At a press conference yesterday, two members of the Alabama Public Service Commission (PSC) invoked God’s name in regards to the commission’s opposition to the new coal-emission regulations proposed by the Environmental Protection Agency (EPA).

The PSC is opposing the new regulations, which look to reduce carbon emissions by around 30 percent over the next 16 years, calling them “an assault on our way of life,” and saying that they are an attempt by the Obama Administration to eliminate coal-industry jobs.

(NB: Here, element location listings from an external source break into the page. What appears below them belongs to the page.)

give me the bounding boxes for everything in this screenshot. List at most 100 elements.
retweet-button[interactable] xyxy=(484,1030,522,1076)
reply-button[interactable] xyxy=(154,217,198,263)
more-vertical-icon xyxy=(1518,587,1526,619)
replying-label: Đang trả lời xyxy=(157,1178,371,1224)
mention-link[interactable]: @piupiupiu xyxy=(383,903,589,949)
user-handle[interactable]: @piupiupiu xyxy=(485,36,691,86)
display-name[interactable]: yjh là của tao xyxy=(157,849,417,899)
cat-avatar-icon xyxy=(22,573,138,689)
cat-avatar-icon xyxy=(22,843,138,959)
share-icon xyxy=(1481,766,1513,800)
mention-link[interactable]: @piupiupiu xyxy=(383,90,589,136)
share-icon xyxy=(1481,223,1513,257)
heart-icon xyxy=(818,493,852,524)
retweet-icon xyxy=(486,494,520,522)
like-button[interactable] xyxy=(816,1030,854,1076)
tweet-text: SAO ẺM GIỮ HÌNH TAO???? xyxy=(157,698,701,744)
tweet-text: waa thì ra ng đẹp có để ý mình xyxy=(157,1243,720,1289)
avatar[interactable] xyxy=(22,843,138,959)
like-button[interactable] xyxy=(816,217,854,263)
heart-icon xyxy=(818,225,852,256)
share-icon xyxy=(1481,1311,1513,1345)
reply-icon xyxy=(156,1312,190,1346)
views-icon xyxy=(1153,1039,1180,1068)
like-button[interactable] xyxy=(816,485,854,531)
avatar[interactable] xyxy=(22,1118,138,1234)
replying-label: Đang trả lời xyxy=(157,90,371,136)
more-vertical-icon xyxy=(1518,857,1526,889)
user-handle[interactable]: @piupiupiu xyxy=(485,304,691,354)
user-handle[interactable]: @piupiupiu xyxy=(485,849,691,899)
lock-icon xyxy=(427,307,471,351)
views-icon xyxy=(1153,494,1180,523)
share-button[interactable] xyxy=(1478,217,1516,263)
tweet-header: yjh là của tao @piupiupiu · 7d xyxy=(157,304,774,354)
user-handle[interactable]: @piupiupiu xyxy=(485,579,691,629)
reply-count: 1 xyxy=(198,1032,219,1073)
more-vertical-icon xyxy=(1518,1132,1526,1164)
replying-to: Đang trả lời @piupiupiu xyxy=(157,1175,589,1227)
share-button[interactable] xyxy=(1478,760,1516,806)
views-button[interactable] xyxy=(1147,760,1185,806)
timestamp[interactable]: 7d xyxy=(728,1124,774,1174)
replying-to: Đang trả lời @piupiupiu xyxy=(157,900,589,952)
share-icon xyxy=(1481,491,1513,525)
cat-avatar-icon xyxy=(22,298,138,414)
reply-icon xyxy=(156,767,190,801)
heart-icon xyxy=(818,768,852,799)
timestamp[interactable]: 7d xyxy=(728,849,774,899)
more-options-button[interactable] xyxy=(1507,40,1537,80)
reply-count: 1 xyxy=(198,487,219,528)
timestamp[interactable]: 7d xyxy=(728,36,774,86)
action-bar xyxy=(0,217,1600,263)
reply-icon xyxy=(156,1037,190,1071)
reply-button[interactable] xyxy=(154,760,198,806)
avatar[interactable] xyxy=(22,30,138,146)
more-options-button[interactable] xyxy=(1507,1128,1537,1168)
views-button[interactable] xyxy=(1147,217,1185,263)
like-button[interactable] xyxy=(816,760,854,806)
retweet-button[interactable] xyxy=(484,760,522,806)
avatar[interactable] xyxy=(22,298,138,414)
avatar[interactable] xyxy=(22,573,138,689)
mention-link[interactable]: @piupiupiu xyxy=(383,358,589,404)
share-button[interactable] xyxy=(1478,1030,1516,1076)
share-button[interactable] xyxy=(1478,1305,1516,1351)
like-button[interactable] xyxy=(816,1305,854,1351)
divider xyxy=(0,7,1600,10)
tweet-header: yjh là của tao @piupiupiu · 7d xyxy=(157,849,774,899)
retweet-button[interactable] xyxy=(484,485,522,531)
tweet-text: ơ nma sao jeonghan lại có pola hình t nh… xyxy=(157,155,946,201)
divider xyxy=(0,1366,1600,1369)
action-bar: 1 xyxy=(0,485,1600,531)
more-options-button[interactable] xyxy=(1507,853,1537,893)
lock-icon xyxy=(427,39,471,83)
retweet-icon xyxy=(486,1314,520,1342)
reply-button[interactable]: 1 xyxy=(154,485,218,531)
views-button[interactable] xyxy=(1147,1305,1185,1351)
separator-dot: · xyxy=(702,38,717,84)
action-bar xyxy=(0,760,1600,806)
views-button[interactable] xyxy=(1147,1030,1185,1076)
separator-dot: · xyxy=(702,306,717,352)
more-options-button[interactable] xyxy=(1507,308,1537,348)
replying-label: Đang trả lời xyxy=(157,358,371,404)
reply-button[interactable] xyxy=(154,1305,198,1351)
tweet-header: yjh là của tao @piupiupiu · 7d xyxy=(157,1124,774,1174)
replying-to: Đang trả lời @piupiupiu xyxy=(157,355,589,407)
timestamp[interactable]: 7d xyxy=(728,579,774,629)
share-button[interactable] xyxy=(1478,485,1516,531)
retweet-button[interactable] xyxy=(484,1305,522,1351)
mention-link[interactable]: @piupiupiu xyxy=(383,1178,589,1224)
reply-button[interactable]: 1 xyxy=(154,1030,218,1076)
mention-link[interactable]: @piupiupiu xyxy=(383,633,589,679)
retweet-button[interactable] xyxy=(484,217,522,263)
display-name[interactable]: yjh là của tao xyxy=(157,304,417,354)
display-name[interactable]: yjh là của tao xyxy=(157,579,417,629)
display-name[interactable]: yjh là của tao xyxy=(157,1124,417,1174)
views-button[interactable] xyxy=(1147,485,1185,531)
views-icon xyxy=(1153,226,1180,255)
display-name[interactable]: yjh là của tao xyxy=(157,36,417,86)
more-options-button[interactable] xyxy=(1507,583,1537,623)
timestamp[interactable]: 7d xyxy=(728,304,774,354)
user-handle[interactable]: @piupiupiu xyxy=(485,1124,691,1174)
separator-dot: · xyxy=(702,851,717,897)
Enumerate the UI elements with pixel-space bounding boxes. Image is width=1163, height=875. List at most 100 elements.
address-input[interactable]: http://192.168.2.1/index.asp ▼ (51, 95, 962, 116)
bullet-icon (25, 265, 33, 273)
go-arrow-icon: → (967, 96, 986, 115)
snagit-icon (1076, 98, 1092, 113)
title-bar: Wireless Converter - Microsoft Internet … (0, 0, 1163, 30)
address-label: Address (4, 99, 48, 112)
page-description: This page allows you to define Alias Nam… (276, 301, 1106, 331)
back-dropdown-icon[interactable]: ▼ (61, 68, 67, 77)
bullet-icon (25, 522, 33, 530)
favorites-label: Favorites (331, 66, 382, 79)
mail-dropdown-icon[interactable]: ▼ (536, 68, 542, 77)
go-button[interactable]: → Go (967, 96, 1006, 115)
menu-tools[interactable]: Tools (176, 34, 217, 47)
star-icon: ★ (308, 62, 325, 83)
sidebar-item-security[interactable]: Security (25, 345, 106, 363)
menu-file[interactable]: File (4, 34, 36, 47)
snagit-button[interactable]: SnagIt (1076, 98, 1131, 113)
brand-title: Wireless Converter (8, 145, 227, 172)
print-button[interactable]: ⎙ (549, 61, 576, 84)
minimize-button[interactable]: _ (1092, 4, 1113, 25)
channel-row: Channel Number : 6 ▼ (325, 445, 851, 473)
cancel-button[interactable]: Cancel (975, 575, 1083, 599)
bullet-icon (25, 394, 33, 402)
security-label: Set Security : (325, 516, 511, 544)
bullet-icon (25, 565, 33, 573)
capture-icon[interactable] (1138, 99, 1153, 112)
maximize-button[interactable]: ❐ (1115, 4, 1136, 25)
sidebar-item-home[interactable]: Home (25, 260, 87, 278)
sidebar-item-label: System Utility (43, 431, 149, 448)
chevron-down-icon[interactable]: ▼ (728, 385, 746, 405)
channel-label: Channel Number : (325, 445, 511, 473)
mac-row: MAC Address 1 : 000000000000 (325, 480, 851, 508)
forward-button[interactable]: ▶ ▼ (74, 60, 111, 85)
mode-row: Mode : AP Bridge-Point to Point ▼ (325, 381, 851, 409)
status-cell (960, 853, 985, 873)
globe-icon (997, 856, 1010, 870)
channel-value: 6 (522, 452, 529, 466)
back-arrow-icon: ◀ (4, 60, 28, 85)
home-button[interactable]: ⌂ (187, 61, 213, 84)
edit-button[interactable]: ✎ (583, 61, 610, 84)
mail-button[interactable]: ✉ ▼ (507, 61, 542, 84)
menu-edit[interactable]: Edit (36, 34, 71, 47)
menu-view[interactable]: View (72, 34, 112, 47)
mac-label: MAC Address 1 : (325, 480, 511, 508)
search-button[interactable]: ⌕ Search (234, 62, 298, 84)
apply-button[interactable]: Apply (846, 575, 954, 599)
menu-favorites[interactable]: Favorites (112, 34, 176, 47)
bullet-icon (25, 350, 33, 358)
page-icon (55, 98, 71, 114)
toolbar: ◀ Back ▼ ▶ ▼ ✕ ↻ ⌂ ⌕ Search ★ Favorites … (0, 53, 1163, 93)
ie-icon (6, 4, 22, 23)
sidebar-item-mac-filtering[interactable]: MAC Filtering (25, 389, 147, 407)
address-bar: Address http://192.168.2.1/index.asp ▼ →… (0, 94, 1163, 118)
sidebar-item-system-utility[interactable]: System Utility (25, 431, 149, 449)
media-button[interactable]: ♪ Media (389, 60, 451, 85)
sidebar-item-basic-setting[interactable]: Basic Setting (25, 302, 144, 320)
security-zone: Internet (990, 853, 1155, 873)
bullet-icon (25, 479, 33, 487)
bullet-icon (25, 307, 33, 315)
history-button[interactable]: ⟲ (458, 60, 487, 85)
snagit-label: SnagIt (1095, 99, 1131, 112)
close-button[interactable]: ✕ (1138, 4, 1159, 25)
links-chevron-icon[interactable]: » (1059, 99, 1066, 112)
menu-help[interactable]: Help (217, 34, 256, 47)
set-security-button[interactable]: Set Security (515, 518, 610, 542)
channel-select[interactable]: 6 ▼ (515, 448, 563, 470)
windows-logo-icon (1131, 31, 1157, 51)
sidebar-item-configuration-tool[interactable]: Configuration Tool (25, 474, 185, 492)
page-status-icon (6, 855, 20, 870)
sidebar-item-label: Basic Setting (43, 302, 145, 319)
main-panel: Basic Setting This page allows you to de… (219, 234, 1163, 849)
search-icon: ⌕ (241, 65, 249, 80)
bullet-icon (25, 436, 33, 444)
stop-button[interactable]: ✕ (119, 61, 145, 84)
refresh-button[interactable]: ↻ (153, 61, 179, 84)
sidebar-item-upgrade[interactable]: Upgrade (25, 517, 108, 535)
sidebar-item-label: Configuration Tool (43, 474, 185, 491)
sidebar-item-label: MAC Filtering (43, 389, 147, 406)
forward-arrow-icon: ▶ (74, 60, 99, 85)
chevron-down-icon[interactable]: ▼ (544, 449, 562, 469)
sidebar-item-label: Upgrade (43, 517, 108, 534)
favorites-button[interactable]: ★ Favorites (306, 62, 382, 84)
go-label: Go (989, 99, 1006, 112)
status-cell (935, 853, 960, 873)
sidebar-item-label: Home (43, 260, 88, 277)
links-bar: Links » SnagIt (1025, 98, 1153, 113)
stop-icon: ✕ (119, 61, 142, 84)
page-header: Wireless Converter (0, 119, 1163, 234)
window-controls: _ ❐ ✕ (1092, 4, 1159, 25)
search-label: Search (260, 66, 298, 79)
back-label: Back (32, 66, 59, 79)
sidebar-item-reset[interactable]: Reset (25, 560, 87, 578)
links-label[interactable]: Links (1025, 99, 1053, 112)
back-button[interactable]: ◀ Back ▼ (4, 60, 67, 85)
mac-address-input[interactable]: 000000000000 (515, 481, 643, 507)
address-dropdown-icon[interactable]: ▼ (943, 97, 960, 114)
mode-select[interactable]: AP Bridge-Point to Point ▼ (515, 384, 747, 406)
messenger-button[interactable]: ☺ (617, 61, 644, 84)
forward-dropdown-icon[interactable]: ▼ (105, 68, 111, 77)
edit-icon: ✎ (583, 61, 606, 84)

“We will not stand for what they are doing to our way of life in Alabama,” PSC President Twinkle Andress Cavanaugh said. “We will take our fight to the EPA.” Cavanaugh also said she hoped “all the citizens of Alabama will be in prayer that the right thing will be done.”

Joining her in calling upon God was PSC commissioner-elect Chip Beeker, who said that since God created the coal in Alabama, the federal government shouldn’t adopt regulations that go against God’s plan.

“Who has the right to take what God’s given a state?” he said.

Apparently any irony in the fact that Alabama’s coal industry itself is taking the coal that God created and using it to harm the Earth, which they would also believe God created, was lost on the PSC.

PSC Commissioner Jeremy Oden expressed concern that the EPA has underestimated the economic impact having to reduce carbon emissions will have on Alabama, and believes that the EPA’s proposal “represents an overreach on the part of the Obama administration.”

Paul Reynolds, who is, unsurprisingly, an Alabama representative to the Republican National Committee, said the Obama administration should be focused on matters other than coal.

“The Obama administration should be concerned about a potential world at war instead of something dumb, like a war on coal,” he said.

Given that Alabama is on the list of top-10 states that import coal, maybe the PSC should spend more time worrying about the $1 billion the state spends every year on coal, and less time on what God wants the federal government to do.